Details of AM Best assessment
In its assessment, AM Best pointed out that Bermuda, Cayman Islands and Barbados (BCIB) captive composite reported a pre-tax income of approximately $1.4 billion, a 46 per cent increase over the previous year. The combined ratio for the composite saw a 6.9 percentage point deterioration to 91.8.
However, the five-year (2015-2019) average combined ratio of 85.0 was approximately 15 points better than the 100.0 combined ratio posted by the BCIB captives’ peers in the commercial casualty segment. Between 2015 and 2019, BCIB captives added $2.7 billion to their year-end capital and surplus and paid $1.4 billion in dividends.
Billions in savings
The use of captive vehicles during this period over the use of commercial insurers translates into nearly $4.2 billion in savings. The new high-water mark in pre-tax operating income was driven by the improvement in the equity markets early in 2019, which bolstered realised and unrealised capital gains.
In addition, net earned premium increased by nearly 10 per cent to drive the higher income total. The growth in captives’ earned premiums was due mainly to the firming of U.S. commercial lines.
AM Best argues that whether the captive market will respond to the COVID-19 crisis with new coverages or premiums written remains to be seen. However, due to their concentration in U.S. businesses, captives’ response could depend on whether the United States passes a federal pandemic programme.

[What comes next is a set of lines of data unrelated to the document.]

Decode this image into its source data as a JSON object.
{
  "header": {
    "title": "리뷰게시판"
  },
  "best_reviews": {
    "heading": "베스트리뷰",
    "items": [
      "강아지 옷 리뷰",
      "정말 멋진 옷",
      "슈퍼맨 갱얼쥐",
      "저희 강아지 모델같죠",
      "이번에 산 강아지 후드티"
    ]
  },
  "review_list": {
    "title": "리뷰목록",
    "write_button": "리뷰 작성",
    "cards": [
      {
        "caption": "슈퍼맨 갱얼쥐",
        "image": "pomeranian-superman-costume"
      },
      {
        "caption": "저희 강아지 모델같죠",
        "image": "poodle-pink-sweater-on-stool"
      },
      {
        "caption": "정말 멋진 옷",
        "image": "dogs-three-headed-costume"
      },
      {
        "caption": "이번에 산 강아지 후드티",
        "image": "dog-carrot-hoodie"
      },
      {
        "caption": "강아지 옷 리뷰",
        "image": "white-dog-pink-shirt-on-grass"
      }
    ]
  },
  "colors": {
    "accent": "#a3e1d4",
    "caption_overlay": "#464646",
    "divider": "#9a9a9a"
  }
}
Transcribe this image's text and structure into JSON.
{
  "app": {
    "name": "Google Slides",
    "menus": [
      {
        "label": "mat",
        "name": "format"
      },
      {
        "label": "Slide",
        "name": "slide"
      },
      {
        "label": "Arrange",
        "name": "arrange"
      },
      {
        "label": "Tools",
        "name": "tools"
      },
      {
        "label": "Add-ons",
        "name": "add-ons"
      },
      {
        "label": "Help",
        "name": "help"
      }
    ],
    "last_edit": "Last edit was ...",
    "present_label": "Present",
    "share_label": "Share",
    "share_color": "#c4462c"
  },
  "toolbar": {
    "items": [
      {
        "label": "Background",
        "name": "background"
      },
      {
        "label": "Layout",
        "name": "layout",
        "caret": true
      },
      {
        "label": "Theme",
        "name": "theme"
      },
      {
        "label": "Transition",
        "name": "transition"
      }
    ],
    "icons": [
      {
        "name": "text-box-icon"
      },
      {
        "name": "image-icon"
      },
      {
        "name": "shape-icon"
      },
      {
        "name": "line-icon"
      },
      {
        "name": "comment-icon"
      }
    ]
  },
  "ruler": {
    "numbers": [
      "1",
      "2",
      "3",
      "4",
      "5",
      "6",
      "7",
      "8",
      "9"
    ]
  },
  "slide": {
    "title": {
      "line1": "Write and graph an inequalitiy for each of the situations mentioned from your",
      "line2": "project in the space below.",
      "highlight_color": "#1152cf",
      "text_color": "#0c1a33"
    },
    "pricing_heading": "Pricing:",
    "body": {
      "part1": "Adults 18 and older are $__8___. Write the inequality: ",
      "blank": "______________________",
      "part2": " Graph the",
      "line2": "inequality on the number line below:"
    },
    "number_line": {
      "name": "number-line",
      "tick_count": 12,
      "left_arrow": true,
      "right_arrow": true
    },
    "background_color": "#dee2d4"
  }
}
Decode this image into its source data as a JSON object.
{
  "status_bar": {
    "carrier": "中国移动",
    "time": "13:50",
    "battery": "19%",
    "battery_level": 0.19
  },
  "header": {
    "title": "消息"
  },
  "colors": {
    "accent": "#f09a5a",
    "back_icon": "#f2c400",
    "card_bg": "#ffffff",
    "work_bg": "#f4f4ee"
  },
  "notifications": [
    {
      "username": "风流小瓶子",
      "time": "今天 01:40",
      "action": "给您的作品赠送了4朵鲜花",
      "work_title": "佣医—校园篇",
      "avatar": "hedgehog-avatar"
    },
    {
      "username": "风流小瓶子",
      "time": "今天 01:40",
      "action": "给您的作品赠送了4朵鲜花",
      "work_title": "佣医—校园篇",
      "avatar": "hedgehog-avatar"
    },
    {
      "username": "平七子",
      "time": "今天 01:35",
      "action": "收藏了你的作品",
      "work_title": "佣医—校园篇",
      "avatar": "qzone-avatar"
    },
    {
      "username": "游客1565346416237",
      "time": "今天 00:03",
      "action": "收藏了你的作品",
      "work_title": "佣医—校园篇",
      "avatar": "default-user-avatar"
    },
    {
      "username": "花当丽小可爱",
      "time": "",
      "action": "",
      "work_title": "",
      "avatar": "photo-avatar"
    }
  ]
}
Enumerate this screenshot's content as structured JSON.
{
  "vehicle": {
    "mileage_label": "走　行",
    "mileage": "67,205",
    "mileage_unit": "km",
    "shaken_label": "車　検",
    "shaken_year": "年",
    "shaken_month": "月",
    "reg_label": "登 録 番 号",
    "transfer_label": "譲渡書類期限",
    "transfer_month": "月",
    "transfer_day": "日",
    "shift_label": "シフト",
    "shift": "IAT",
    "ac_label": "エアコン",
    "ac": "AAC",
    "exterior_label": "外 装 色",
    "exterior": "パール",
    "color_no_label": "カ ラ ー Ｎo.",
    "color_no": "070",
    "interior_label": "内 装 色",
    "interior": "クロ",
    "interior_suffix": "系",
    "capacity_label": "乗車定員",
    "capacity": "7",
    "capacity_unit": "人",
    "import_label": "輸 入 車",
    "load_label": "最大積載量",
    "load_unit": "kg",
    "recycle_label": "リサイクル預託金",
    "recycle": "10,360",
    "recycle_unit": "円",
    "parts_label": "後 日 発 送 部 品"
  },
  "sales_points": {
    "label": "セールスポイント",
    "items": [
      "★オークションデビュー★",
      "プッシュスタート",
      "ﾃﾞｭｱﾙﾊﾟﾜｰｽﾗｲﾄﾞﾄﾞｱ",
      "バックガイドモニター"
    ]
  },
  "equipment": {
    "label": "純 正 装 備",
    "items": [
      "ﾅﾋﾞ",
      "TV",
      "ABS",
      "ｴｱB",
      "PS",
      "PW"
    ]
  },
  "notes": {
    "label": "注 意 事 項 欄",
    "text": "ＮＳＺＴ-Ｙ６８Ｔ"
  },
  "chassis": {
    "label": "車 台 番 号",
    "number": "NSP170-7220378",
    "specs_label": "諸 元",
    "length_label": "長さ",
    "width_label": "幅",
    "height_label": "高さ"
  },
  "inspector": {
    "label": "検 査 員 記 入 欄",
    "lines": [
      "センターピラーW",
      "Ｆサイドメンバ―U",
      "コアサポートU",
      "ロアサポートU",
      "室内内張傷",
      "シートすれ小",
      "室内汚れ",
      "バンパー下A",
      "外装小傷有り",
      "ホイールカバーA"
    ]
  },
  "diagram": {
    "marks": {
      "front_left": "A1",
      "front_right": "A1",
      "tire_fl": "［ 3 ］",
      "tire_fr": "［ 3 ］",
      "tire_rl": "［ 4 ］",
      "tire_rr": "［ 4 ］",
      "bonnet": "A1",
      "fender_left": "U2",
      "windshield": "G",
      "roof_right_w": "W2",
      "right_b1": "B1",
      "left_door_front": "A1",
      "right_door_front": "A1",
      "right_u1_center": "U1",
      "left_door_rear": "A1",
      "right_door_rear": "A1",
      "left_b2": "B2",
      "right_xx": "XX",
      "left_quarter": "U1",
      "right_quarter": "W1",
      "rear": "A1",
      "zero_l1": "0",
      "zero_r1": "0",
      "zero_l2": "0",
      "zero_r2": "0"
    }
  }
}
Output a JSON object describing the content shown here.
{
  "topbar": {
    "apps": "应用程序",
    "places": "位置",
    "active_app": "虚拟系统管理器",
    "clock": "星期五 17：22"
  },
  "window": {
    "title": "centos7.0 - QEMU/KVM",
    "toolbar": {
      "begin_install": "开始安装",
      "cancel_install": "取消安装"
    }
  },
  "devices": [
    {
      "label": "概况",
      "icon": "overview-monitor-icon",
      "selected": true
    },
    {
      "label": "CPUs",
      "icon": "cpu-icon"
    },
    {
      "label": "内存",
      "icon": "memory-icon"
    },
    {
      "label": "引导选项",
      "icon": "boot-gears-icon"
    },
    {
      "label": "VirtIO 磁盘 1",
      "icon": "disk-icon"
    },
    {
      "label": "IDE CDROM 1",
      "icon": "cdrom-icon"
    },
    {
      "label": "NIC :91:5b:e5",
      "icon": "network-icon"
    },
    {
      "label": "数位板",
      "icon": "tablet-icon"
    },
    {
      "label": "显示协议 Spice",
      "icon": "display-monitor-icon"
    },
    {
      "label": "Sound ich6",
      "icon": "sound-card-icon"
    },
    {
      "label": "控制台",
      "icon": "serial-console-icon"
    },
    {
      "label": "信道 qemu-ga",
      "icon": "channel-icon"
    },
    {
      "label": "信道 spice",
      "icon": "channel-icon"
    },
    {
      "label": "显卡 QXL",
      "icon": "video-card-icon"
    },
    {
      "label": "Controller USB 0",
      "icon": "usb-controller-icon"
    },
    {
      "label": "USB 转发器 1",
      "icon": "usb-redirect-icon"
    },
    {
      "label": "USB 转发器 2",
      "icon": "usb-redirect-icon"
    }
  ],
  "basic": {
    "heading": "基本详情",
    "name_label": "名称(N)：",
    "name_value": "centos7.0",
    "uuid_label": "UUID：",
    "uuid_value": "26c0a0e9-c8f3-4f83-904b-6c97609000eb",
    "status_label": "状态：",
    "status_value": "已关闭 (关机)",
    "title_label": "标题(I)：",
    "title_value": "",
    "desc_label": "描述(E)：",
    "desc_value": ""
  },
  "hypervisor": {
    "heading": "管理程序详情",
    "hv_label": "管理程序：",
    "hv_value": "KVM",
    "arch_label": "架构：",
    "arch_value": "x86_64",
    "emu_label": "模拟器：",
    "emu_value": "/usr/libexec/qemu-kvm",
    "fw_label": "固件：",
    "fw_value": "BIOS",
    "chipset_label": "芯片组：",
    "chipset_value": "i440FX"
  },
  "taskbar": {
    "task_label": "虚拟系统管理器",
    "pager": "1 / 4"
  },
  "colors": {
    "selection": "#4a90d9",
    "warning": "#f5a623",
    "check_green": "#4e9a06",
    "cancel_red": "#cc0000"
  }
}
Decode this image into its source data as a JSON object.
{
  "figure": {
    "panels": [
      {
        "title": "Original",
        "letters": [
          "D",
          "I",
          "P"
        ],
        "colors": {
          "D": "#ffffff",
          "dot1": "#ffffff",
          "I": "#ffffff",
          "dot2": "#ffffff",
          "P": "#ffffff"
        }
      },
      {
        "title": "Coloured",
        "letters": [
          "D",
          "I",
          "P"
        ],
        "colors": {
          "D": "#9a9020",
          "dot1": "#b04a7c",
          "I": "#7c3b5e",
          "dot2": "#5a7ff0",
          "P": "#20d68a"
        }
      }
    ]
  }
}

“The terms and composition of any such programme would be key as well — that is, whether it is similar to the national flood programme, with insurance provided by the U.S. government, or if it more closely resembles a joint public/private programme like those for terrorism and crop,” AM Best reports.
The ratings agency added that, “captives no longer are formed solely to protect against the lack of available capacity or peaks in the market cycle. Instead, they have become a solution for companies interested in flexibility, risk financing and more hands-on risk management for enhanced safety, loss control and loss prevention”.
AM Best contends that these companies have essentially taken more ownership of their risks, making captives increasingly integral to corporations worldwide.”
According to John Andre, managing director of AM Best, “because of their expertise, the homogeneity of the risks they insure and their close proximity to those risks, captives tend to be more nimble than the insurance industry overall and have generally been able to adapt and improve outcomes faster than the standard market”.